A counter argument to the “Insurance encourages ransomware” statement that’s often seen…:
[…] And, those who have criticized cyber insurance have some important facts wrong:
- Ransomware victims are rarely targeted. Why would they be? Targeting victims takes time, research and money. A better strategy for attackers is to target a specific but widespread vulnerability that will quickly cause chaos and distribute links to ransomware to the maximum number of potential victims — and see who takes the bait. Each success is another quick smash and grab.
- Insurance hardly creates an incentive for extortionists. As even critics concede, ransomware demands usually top out at five figures. For many, that cost is a nuisance. And although no one wants to support cyber criminals, organizations are forced to weigh the option of paying ransomware demands against the risk of operational disruptions that could last weeks or months and cost far more. For example, after the City of Baltimore refused to pay a ransom demand of around $76,000, it incurred prolonged outages and racked up nearly $20 million in losses. Small and midsize businesses may not be able to absorb the same pain from a prolonged disruption. And if your company does not have cyber insurance to absorb those losses, you have even more incentive to pay a ransom demand.

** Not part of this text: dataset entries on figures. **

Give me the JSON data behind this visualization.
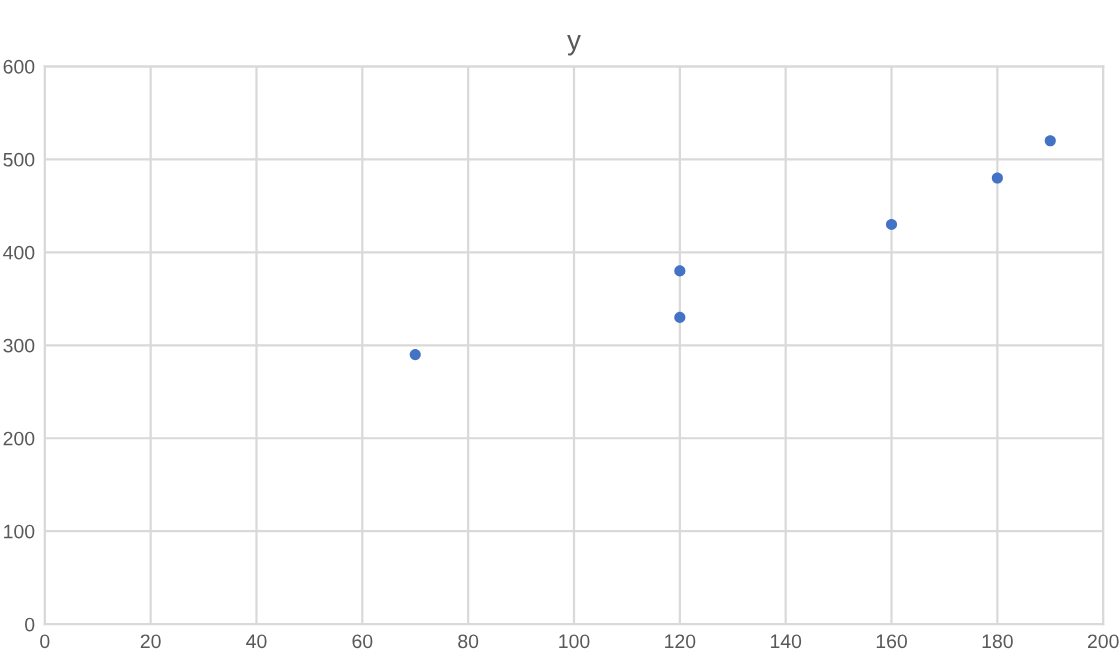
{
  "chart_data": {
    "type": "scatter",
    "title": "y",
    "x": [
      70,
      120,
      120,
      160,
      180,
      190
    ],
    "values": [
      290,
      380,
      330,
      430,
      480,
      520
    ],
    "color": "#4472c4",
    "marker": "circle",
    "xlim": [
      0,
      200
    ],
    "xticks": [
      0,
      20,
      40,
      60,
      80,
      100,
      120,
      140,
      160,
      180,
      200
    ],
    "ylim": [
      0,
      600
    ],
    "yticks": [
      0,
      100,
      200,
      300,
      400,
      500,
      600
    ],
    "grid": true,
    "legend": false
  }
}
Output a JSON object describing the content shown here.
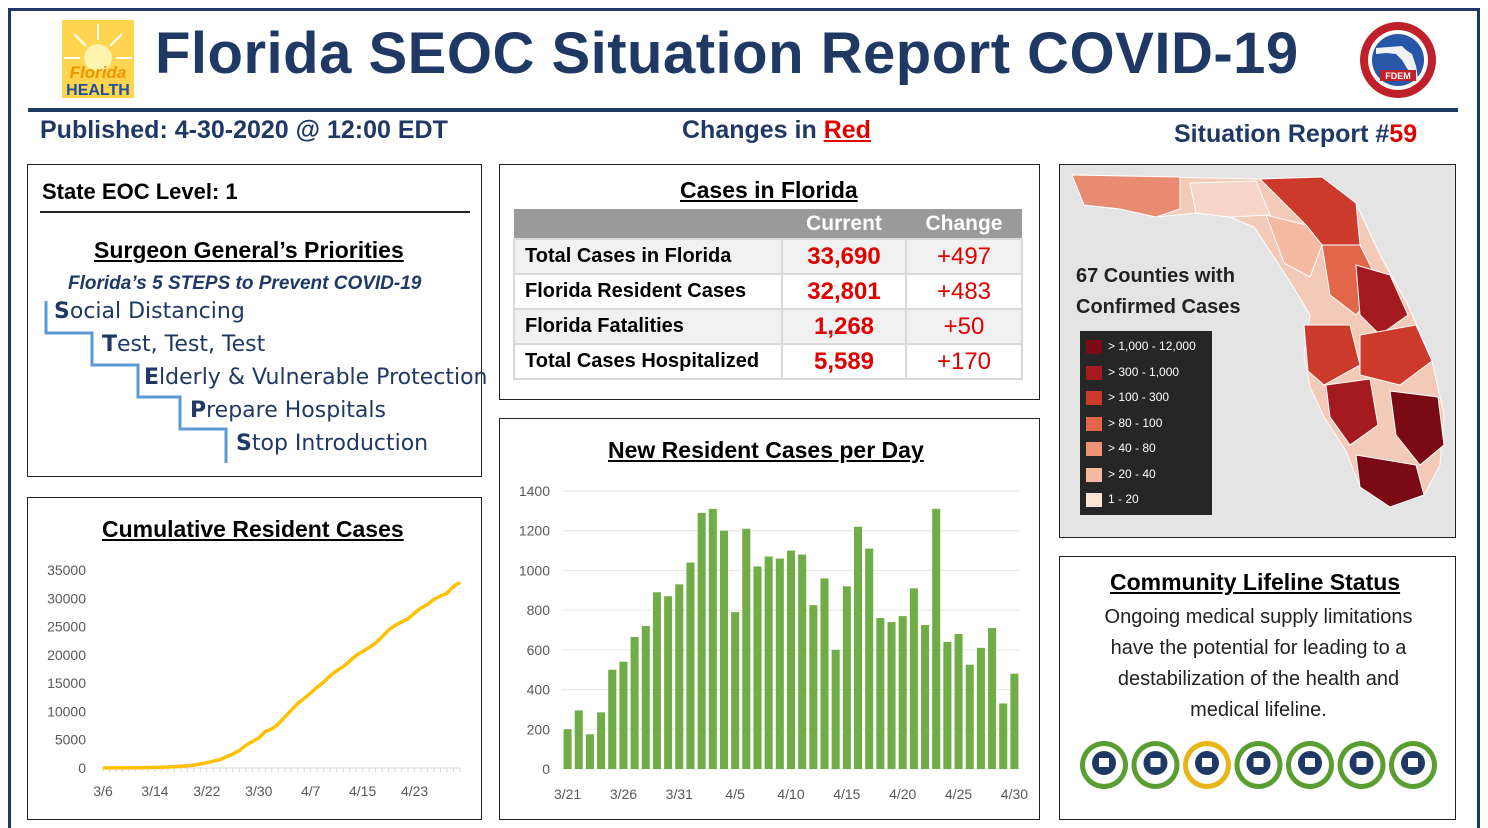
{
  "header": {
    "title": "Florida SEOC Situation Report COVID-19",
    "left_logo_text": [
      "Florida",
      "HEALTH"
    ],
    "right_logo_text": "FDEM",
    "published": "Published: 4-30-2020 @ 12:00 EDT",
    "changes_prefix": "Changes in ",
    "changes_word": "Red",
    "report_prefix": "Situation Report #",
    "report_number": "59"
  },
  "priorities": {
    "eoc_level": "State EOC Level: 1",
    "title": "Surgeon General’s Priorities",
    "subtitle": "Florida’s 5 STEPS to Prevent COVID-19",
    "steps": [
      {
        "initial": "S",
        "rest": "ocial Distancing"
      },
      {
        "initial": "T",
        "rest": "est, Test, Test"
      },
      {
        "initial": "E",
        "rest": "lderly & Vulnerable Protection"
      },
      {
        "initial": "P",
        "rest": "repare Hospitals"
      },
      {
        "initial": "S",
        "rest": "top Introduction"
      }
    ]
  },
  "cases": {
    "title": "Cases in Florida",
    "headers": [
      "",
      "Current",
      "Change"
    ],
    "rows": [
      {
        "label": "Total Cases in Florida",
        "current": "33,690",
        "change": "+497"
      },
      {
        "label": "Florida Resident Cases",
        "current": "32,801",
        "change": "+483"
      },
      {
        "label": "Florida Fatalities",
        "current": "1,268",
        "change": "+50"
      },
      {
        "label": "Total Cases Hospitalized",
        "current": "5,589",
        "change": "+170"
      }
    ]
  },
  "map": {
    "caption_line1": "67 Counties with",
    "caption_line2": "Confirmed Cases",
    "legend": [
      {
        "label": "> 1,000 - 12,000",
        "color": "#7a0a14"
      },
      {
        "label": "> 300 - 1,000",
        "color": "#a51a1f"
      },
      {
        "label": "> 100 - 300",
        "color": "#cc3a2c"
      },
      {
        "label": "> 80 - 100",
        "color": "#e2674a"
      },
      {
        "label": "> 40 - 80",
        "color": "#ee9375"
      },
      {
        "label": "> 20 - 40",
        "color": "#f5baa2"
      },
      {
        "label": "1 - 20",
        "color": "#fbe3d6"
      }
    ]
  },
  "lifeline": {
    "title": "Community Lifeline Status",
    "text_lines": [
      "Ongoing medical supply limitations",
      "have the potential for leading to a",
      "destabilization of the health and",
      "medical lifeline."
    ],
    "icons": [
      {
        "name": "safety-security",
        "ring": "#5a9e32"
      },
      {
        "name": "food-water-shelter",
        "ring": "#5a9e32"
      },
      {
        "name": "health-medical",
        "ring": "#e8b416"
      },
      {
        "name": "energy",
        "ring": "#5a9e32"
      },
      {
        "name": "communications",
        "ring": "#5a9e32"
      },
      {
        "name": "transportation",
        "ring": "#5a9e32"
      },
      {
        "name": "hazardous-materials",
        "ring": "#5a9e32"
      }
    ]
  },
  "chart_data": [
    {
      "type": "line",
      "title": "Cumulative Resident Cases",
      "color": "#ffc000",
      "ylim": [
        0,
        35000
      ],
      "yticks": [
        0,
        5000,
        10000,
        15000,
        20000,
        25000,
        30000,
        35000
      ],
      "xtick_labels": [
        "3/6",
        "3/14",
        "3/22",
        "3/30",
        "4/7",
        "4/15",
        "4/23"
      ],
      "x": [
        "3/6",
        "3/7",
        "3/8",
        "3/9",
        "3/10",
        "3/11",
        "3/12",
        "3/13",
        "3/14",
        "3/15",
        "3/16",
        "3/17",
        "3/18",
        "3/19",
        "3/20",
        "3/21",
        "3/22",
        "3/23",
        "3/24",
        "3/25",
        "3/26",
        "3/27",
        "3/28",
        "3/29",
        "3/30",
        "3/31",
        "4/1",
        "4/2",
        "4/3",
        "4/4",
        "4/5",
        "4/6",
        "4/7",
        "4/8",
        "4/9",
        "4/10",
        "4/11",
        "4/12",
        "4/13",
        "4/14",
        "4/15",
        "4/16",
        "4/17",
        "4/18",
        "4/19",
        "4/20",
        "4/21",
        "4/22",
        "4/23",
        "4/24",
        "4/25",
        "4/26",
        "4/27",
        "4/28",
        "4/29",
        "4/30"
      ],
      "values": [
        10,
        12,
        16,
        18,
        26,
        30,
        45,
        70,
        100,
        140,
        170,
        230,
        300,
        400,
        520,
        720,
        930,
        1200,
        1470,
        1960,
        2480,
        3100,
        3990,
        4670,
        5300,
        6450,
        6900,
        7780,
        9000,
        10200,
        11400,
        12300,
        13300,
        14300,
        15200,
        16300,
        17200,
        17900,
        18900,
        19900,
        20600,
        21300,
        22100,
        23200,
        24400,
        25200,
        25800,
        26400,
        27400,
        28300,
        28900,
        29800,
        30400,
        30900,
        32100,
        32801
      ]
    },
    {
      "type": "bar",
      "title": "New Resident Cases per Day",
      "color": "#70ad47",
      "ylim": [
        0,
        1400
      ],
      "yticks": [
        0,
        200,
        400,
        600,
        800,
        1000,
        1200,
        1400
      ],
      "xtick_labels": [
        "3/21",
        "3/26",
        "3/31",
        "4/5",
        "4/10",
        "4/15",
        "4/20",
        "4/25",
        "4/30"
      ],
      "categories": [
        "3/21",
        "3/22",
        "3/23",
        "3/24",
        "3/25",
        "3/26",
        "3/27",
        "3/28",
        "3/29",
        "3/30",
        "3/31",
        "4/1",
        "4/2",
        "4/3",
        "4/4",
        "4/5",
        "4/6",
        "4/7",
        "4/8",
        "4/9",
        "4/10",
        "4/11",
        "4/12",
        "4/13",
        "4/14",
        "4/15",
        "4/16",
        "4/17",
        "4/18",
        "4/19",
        "4/20",
        "4/21",
        "4/22",
        "4/23",
        "4/24",
        "4/25",
        "4/26",
        "4/27",
        "4/28",
        "4/29",
        "4/30"
      ],
      "values": [
        200,
        295,
        175,
        285,
        500,
        540,
        665,
        720,
        890,
        870,
        930,
        1040,
        1290,
        1310,
        1200,
        790,
        1210,
        1020,
        1070,
        1060,
        1100,
        1080,
        825,
        960,
        600,
        920,
        1220,
        1110,
        760,
        740,
        770,
        910,
        725,
        1310,
        640,
        680,
        525,
        610,
        710,
        330,
        480
      ]
    }
  ]
}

- Insurers do not make decisions about whether to pay extortionists — the insurance buyer always makes the final call. The unfortunate truth is that, for many organizations, paying a ransom demand is the cheaper and more effective option. Even if cyber insurance absorbs the cost of a disruption, victims have many other considerations. How many initiatives will be sidelined as an organization flounders with its networks down? What happens to customers who depend on the services your company provides? What happens to your reputation? If an insured refuses to pay, its insurer supports the insured, paying network recovery costs and reimbursing it for income lost as a result of the attack.